Captain Kater had retired to the officers' mess in search of strength and succor. The mess was his own undisputed territory: kitchen, cellar, and all the personnel here, were his direct responsibility in his capacity as the officer commanding the headquarters company. Apart from him, the only other person who had the right to give orders here was the General—though there was little danger of his putting in an appearance during the afternoon.
“Well, now, gentlemen," said Captain Kater briskly,” what can I offer you? Don't be shy; just tell me what you'd like. A funeral like that takes it out of you—you need something to pull you round afterwards. Personally I'd suggest an Armagnac, straight from the cask—twenty years at least in the wood."

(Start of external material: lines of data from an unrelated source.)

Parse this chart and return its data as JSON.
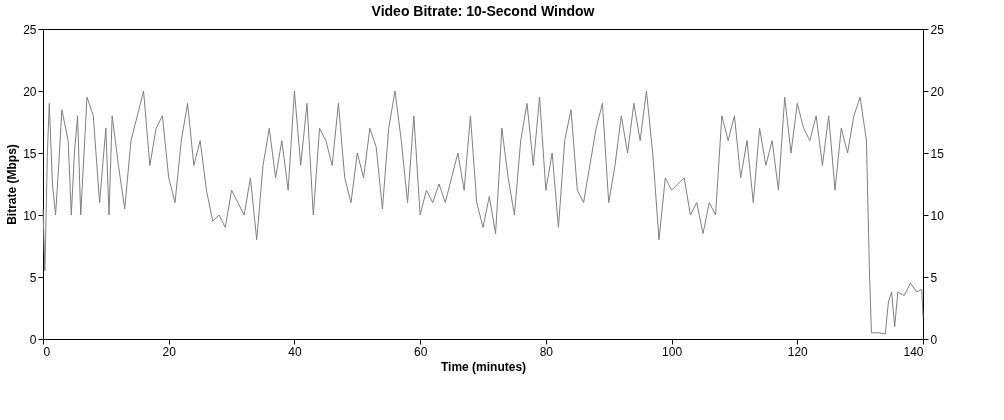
{
  "chart_data": {
    "type": "line",
    "title": "Video Bitrate: 10-Second Window",
    "xlabel": "Time (minutes)",
    "ylabel": "Bitrate (Mbps)",
    "x": [
      0,
      0.3,
      0.7,
      1,
      1.5,
      2,
      2.5,
      3,
      4,
      4.5,
      5,
      5.5,
      6,
      7,
      8,
      9,
      10,
      10.5,
      11,
      12,
      13,
      14,
      15,
      16,
      17,
      18,
      19,
      20,
      21,
      22,
      23,
      24,
      25,
      26,
      27,
      28,
      29,
      30,
      31,
      32,
      33,
      34,
      35,
      36,
      37,
      38,
      39,
      40,
      41,
      42,
      43,
      44,
      45,
      46,
      47,
      48,
      49,
      50,
      51,
      52,
      53,
      54,
      55,
      56,
      57,
      58,
      59,
      60,
      61,
      62,
      63,
      64,
      65,
      66,
      67,
      68,
      69,
      70,
      71,
      72,
      73,
      74,
      75,
      76,
      77,
      78,
      79,
      80,
      81,
      82,
      83,
      84,
      85,
      86,
      87,
      88,
      89,
      90,
      91,
      92,
      93,
      94,
      95,
      96,
      97,
      98,
      99,
      100,
      101,
      102,
      103,
      104,
      105,
      106,
      107,
      108,
      109,
      110,
      111,
      112,
      113,
      114,
      115,
      116,
      117,
      118,
      119,
      120,
      121,
      122,
      123,
      124,
      125,
      126,
      127,
      128,
      129,
      130,
      131,
      131.5,
      131.8,
      133,
      134,
      134.5,
      135,
      135.5,
      136,
      137,
      138,
      139,
      139.8,
      140
    ],
    "series": [
      {
        "color": "#808080",
        "values": [
          10.5,
          5.5,
          15,
          19,
          12.5,
          10,
          14,
          18.5,
          16,
          10,
          15,
          18,
          10,
          19.5,
          18,
          11,
          17,
          10,
          18,
          14,
          10.5,
          16,
          18,
          20,
          14,
          17,
          18,
          13,
          11,
          16,
          19,
          14,
          16,
          12,
          9.5,
          10,
          9,
          12,
          11,
          10,
          13,
          8,
          14,
          17,
          13,
          16,
          12,
          20,
          14,
          19,
          10,
          17,
          16,
          14,
          19,
          13,
          11,
          15,
          13,
          17,
          15.5,
          10.5,
          17,
          20,
          16,
          11,
          18,
          10,
          12,
          11,
          12.5,
          11,
          13,
          15,
          12,
          18,
          11,
          9,
          11.5,
          8.5,
          17,
          13,
          10,
          16,
          19,
          14,
          19.5,
          12,
          15,
          9,
          16,
          18.5,
          12,
          11,
          14,
          17,
          19,
          11,
          14,
          18,
          15,
          19,
          16,
          20,
          15,
          8,
          13,
          12,
          12.5,
          13,
          10,
          11,
          8.5,
          11,
          10,
          18,
          16,
          18,
          13,
          16,
          11,
          17,
          14,
          16,
          12,
          19.5,
          15,
          19,
          17,
          16,
          18,
          14,
          18,
          12,
          17,
          15,
          18,
          19.5,
          16,
          5,
          0.5,
          0.5,
          0.4,
          3,
          3.8,
          1,
          3.8,
          3.5,
          4.5,
          3.8,
          4,
          1.8
        ]
      }
    ],
    "xlim": [
      0,
      140
    ],
    "xticks": [
      0,
      20,
      40,
      60,
      80,
      100,
      120,
      140
    ],
    "ylim": [
      0,
      25
    ],
    "yticks": [
      0,
      5,
      10,
      15,
      20,
      25
    ],
    "y2lim": [
      0,
      25
    ],
    "y2ticks": [
      0,
      5,
      10,
      15,
      20,
      25
    ],
    "grid": false,
    "legend": false
  }
}
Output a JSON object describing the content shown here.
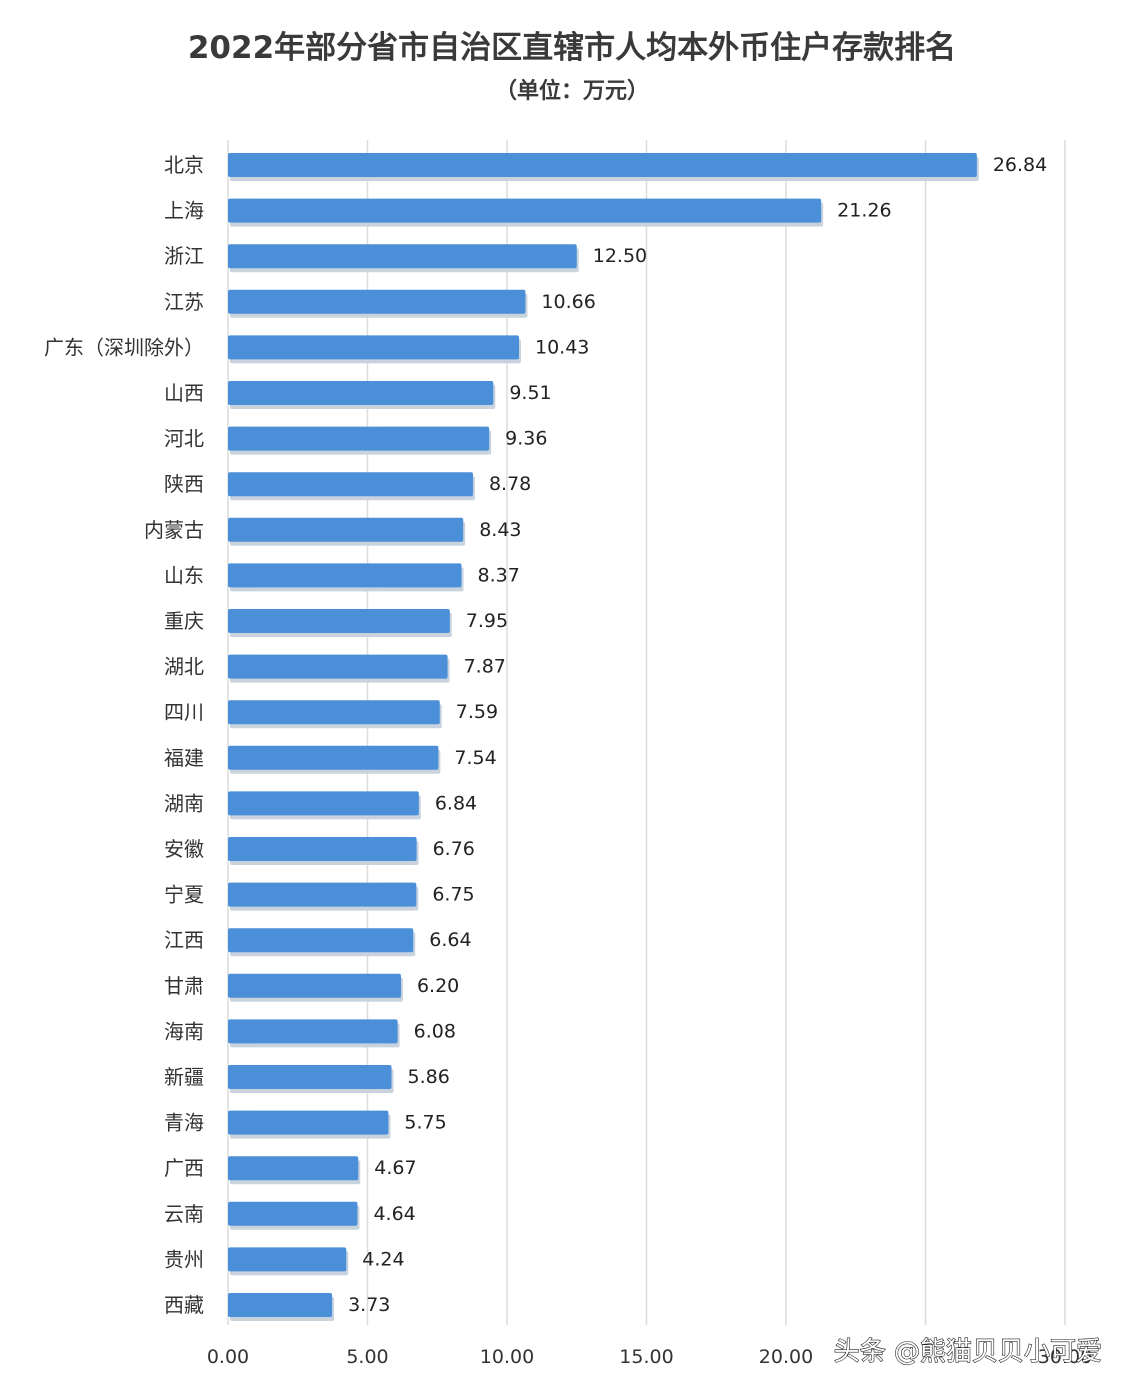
{
  "chart_data": {
    "type": "bar",
    "orientation": "horizontal",
    "title": "2022年部分省市自治区直辖市人均本外币住户存款排名",
    "subtitle": "（单位：万元）",
    "categories": [
      "北京",
      "上海",
      "浙江",
      "江苏",
      "广东（深圳除外）",
      "山西",
      "河北",
      "陕西",
      "内蒙古",
      "山东",
      "重庆",
      "湖北",
      "四川",
      "福建",
      "湖南",
      "安徽",
      "宁夏",
      "江西",
      "甘肃",
      "海南",
      "新疆",
      "青海",
      "广西",
      "云南",
      "贵州",
      "西藏"
    ],
    "values": [
      26.84,
      21.26,
      12.5,
      10.66,
      10.43,
      9.51,
      9.36,
      8.78,
      8.43,
      8.37,
      7.95,
      7.87,
      7.59,
      7.54,
      6.84,
      6.76,
      6.75,
      6.64,
      6.2,
      6.08,
      5.86,
      5.75,
      4.67,
      4.64,
      4.24,
      3.73
    ],
    "value_labels": [
      "26.84",
      "21.26",
      "12.50",
      "10.66",
      "10.43",
      "9.51",
      "9.36",
      "8.78",
      "8.43",
      "8.37",
      "7.95",
      "7.87",
      "7.59",
      "7.54",
      "6.84",
      "6.76",
      "6.75",
      "6.64",
      "6.20",
      "6.08",
      "5.86",
      "5.75",
      "4.67",
      "4.64",
      "4.24",
      "3.73"
    ],
    "xlim": [
      0,
      30
    ],
    "xticks": [
      0,
      5,
      10,
      15,
      20,
      25,
      30
    ],
    "xtick_labels": [
      "0.00",
      "5.00",
      "10.00",
      "15.00",
      "20.00",
      "",
      "30.00"
    ],
    "xlabel": "",
    "ylabel": "",
    "grid": true,
    "bar_color": "#4a8fd8",
    "bar_shadow_color": "#c9d3de",
    "grid_color": "#dcdcdc"
  },
  "watermark": "头条 @熊猫贝贝小可爱"
}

The officers took his advice, for at least Kater knew something about drink, having spent a good deal of time in France.
Kater insisted on paying for the round. It didn't cost him much, for there weren't many officers in the mess at the time, only a handful of tactics instructors and a few company commanders. And, in addition to them, the training school's guest of the moment: a certain Wirrmann, judge-advocate by profession, temporarily seconded to the Inspector of Training Schools and posted to Wildlingen-am-Main to investigate the death of Lieutenant Barkow.